What Is the Difference Between a Publisher and an Editor

What is the difference between a publisher and an editor? Oftentimes, editing and publishing are grouped together in one package, but these roles are distinct from each other. If you are a writer publishing your book for the first time, you will need to understand how editors and publishers operate and complement each other.

What Is An Editor?
An editor is a person who reads your article or manuscript prior to publishing. The editor checks for various types of errors in your writing and will check for spelling or grammatical errors. Most often, your editor will also check for any developmental errors and problems with your story's logic. The editor's job is to be your most critical reader. If necessary, he makes suggestions on how you can improve your story for easier reading. For minor errors, such as spelling or grammar issues, your editor may just make the quick adjustments himself.

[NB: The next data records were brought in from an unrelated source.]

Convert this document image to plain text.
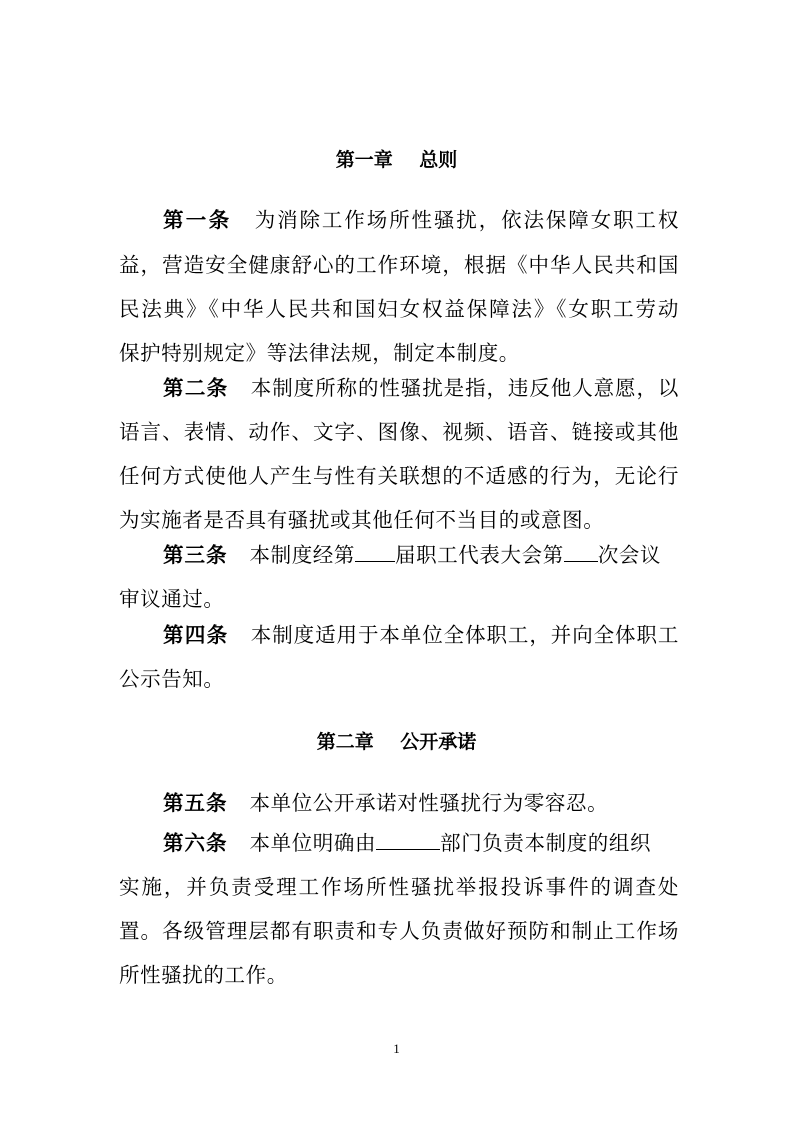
第一章    总则
第一条 为消除工作场所性骚扰，依法保障女职工权
益，营造安全健康舒心的工作环境，根据《中华人民共和国
民法典》《中华人民共和国妇女权益保障法》《女职工劳动
保护特别规定》等法律法规，制定本制度。
第二条 本制度所称的性骚扰是指，违反他人意愿，以
语言、表情、动作、文字、图像、视频、语音、链接或其他
任何方式使他人产生与性有关联想的不适感的行为，无论行
为实施者是否具有骚扰或其他任何不当目的或意图。
第三条 本制度经第 届职工代表大会第 次会议
审议通过。
第四条 本制度适用于本单位全体职工，并向全体职工
公示告知。
第二章    公开承诺
第五条 本单位公开承诺对性骚扰行为零容忍。
第六条 本单位明确由	部门负责本制度的组织
实施，并负责受理工作场所性骚扰举报投诉事件的调查处
置。各级管理层都有职责和专人负责做好预防和制止工作场
所性骚扰的工作。
1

Depending on the editor's scope of responsibility, he may be responsible for fact checking. Working on behalf of the publishing company, the editor checks all information presented as facts in the article or book in order to protect the company from libel lawsuits. If you have a conscientious editor, expect to answer several questions about your research and your logic.

What Is A Publisher?
A publisher is a person or company who produces your book. Unlike the editor, who is involved in one aspect of book production, the publisher tackles multiple areas to create a final product. The publisher is often responsible for hiring the person who edits your book. In addition to that, the publisher must create a design for your book, secure an ISBN, ship the book to the printer, and market and sell your book to various vendors. The publisher assumes all the financial risks involved with creating a book, but the publisher also reaps much of the reward if your book sells through their hard effort.